Plus surprenant, les syndicats – qui gèrent l'assurance vieillesse des travailleurs salariés – pratiquent un double jeu. Ils recrutent une grande partie de leurs adhérents dans la fonction publique et notamment chez les fonctionnaires. A l'évidence, ces derniers ne sont pas concernés par la répartition puisque leurs pensions sont à la charge du budget depuis 1853. Dans la mesure où les retenues sur les traitements des fonctionnaires en activité sont notoirement insuffisantes, l'essentiel des pensions versées aux retraités est effectivement financé par l'impôt. Soucieux de pérenniser cette pratique, et les avantages qui y sont associés, les syndicats ont bruyamment refusé la création d'une caisse de retraite des agents de la fonction publique de l'Etat en 1995. Ainsi, ceux qui gèrent la répartition du privé refusent de l'appliquer au public. Plus surprenant encore, les syndicats – qui ont mis en place des fonds de pension catégoriels dans le public[1] – refusent leur libéralisation dans le privé au motif que cela risquerait de fragiliser la répartition.

Soucieux de ne pas froisser son électorat traditionnel, le gouvernement Jospin a pris le parti de jouer la carte de l'attentisme tout en multipliant concertations et rapports publics. C'est ainsi que plus d’une demi-douzaine de rapports sur les retraites ont été publiés depuis 1997[2]. Or, l'impact de ces travaux, censés établir un diagnostic et présenter des pistes de réforme, est plus que mitigé. Le gouvernement, qui n'opte pas pour une ligne de conduite claire, s'est contenté de mettre en place un fonds de réserve, solution hybride cumulant les inconvénients de la capitalisation collective et de la répartition[3].

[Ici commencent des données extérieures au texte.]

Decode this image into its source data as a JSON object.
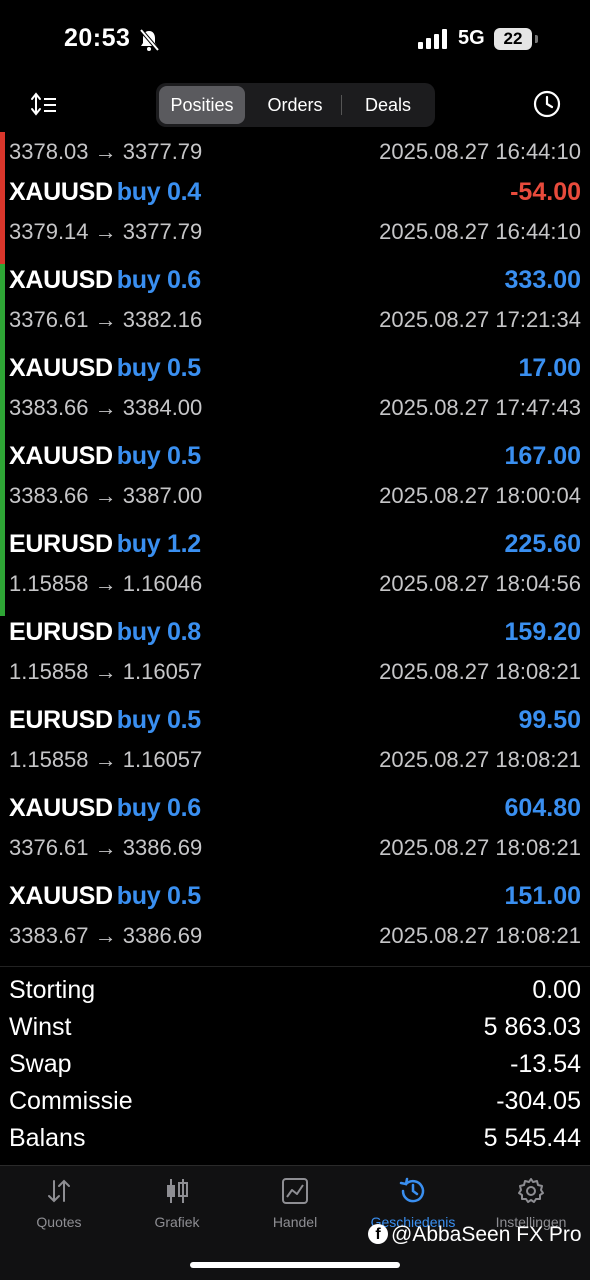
{
  "status_bar": {
    "time": "20:53",
    "network": "5G",
    "battery": "22"
  },
  "tabs": [
    "Posities",
    "Orders",
    "Deals"
  ],
  "active_tab": "Posities",
  "first_partial": {
    "prices": "3378.03 → 3377.79",
    "date": "2025.08.27 16:44:10"
  },
  "deals": [
    {
      "symbol": "XAUUSD",
      "type": "buy 0.4",
      "profit": "-54.00",
      "prices": "3379.14 → 3377.79",
      "date": "2025.08.27 16:44:10"
    },
    {
      "symbol": "XAUUSD",
      "type": "buy 0.6",
      "profit": "333.00",
      "prices": "3376.61 → 3382.16",
      "date": "2025.08.27 17:21:34"
    },
    {
      "symbol": "XAUUSD",
      "type": "buy 0.5",
      "profit": "17.00",
      "prices": "3383.66 → 3384.00",
      "date": "2025.08.27 17:47:43"
    },
    {
      "symbol": "XAUUSD",
      "type": "buy 0.5",
      "profit": "167.00",
      "prices": "3383.66 → 3387.00",
      "date": "2025.08.27 18:00:04"
    },
    {
      "symbol": "EURUSD",
      "type": "buy 1.2",
      "profit": "225.60",
      "prices": "1.15858 → 1.16046",
      "date": "2025.08.27 18:04:56"
    },
    {
      "symbol": "EURUSD",
      "type": "buy 0.8",
      "profit": "159.20",
      "prices": "1.15858 → 1.16057",
      "date": "2025.08.27 18:08:21"
    },
    {
      "symbol": "EURUSD",
      "type": "buy 0.5",
      "profit": "99.50",
      "prices": "1.15858 → 1.16057",
      "date": "2025.08.27 18:08:21"
    },
    {
      "symbol": "XAUUSD",
      "type": "buy 0.6",
      "profit": "604.80",
      "prices": "3376.61 → 3386.69",
      "date": "2025.08.27 18:08:21"
    },
    {
      "symbol": "XAUUSD",
      "type": "buy 0.5",
      "profit": "151.00",
      "prices": "3383.67 → 3386.69",
      "date": "2025.08.27 18:08:21"
    }
  ],
  "summary": [
    {
      "label": "Storting",
      "value": "0.00"
    },
    {
      "label": "Winst",
      "value": "5 863.03"
    },
    {
      "label": "Swap",
      "value": "-13.54"
    },
    {
      "label": "Commissie",
      "value": "-304.05"
    },
    {
      "label": "Balans",
      "value": "5 545.44"
    }
  ],
  "tabbar": {
    "quotes": "Quotes",
    "grafiek": "Grafiek",
    "handel": "Handel",
    "geschiedenis": "Geschiedenis",
    "instellingen": "Instellingen"
  },
  "watermark": "@AbbaSeen FX Pro",
  "colors": {
    "profit": "#3a8ff0",
    "loss": "#e84b3c",
    "bar_loss": "#d9362b",
    "bar_profit": "#2ea535",
    "accent": "#3a8ff0"
  }
}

Pourtant, les projections démographiques sont sans appel. Les régimes de retraite par répartition vont être doublement pénalisés par le vieillissement de la société française. D'une part, les charges de l'assurance vieillesse vont sensiblement augmenter à partir de 2006, lorsque les générations issues du Baby-Boom feront valoir leur droit à la retraite. D'autre part, les recettes de la répartition vont diminuer puisque le nombre de personnes en âge de cotiser va stagner, voire baisser, durant les quarante prochaines années  (Graphique 1). Les ratios de dépendance vont se détériorer sensiblement : alors qu'en moyenne dix personnes d'âge actif subvenaient aux besoins de quatre retraités en 1995, dix actifs devraient théoriquement assumer la charge de sept retraités en 2040 (Tableau 1). Les régimes de retraite par répartition, qui ne font que redistribuer les cotisations prélevées sur les actifs, vont donc devoir restreindre le montant des pensions et augmenter les taux de cotisation. Depuis 1993, le mode de calcul des retraites du privé a été progressivement modifié à cette fin. Il en résultera une baisse sensible des retraites du régime général et, surtout, des prestations des régimes complémentaires (Tableau 2). Mais ces mesures restent insuffisantes puisque le rapport Charpin chiffre les besoins de financement annuels entre 700 et 800 milliards de francs en 2040. Il faudra donc accroître conjointement le taux des cotisations vieillesse. Les projections du Ministère des Affaires sociales tablent sur une augmentation des cotisations apparentes de 6 à 13 points, selon que les pensions seront réévaluées en fonction des prix ou des salaires (Tableau 3). Précisons que ces chiffrages n'intègrent pas les effets négatifs de l'augmentation des charges sociales sur l'activité. Or, un accroissement aussi important des taux de cotisation ne manquerait pas de pénaliser l'emploi, et donc de dégrader plus encore la situation des comptes sociaux.

 

Graphique 1 : Effectif des différentes tranches d'âge
selon le scénario de fécondité*

 

 

Tableau 1 : Evolution projetée des ratios de dépendance* (France, 1995-2040).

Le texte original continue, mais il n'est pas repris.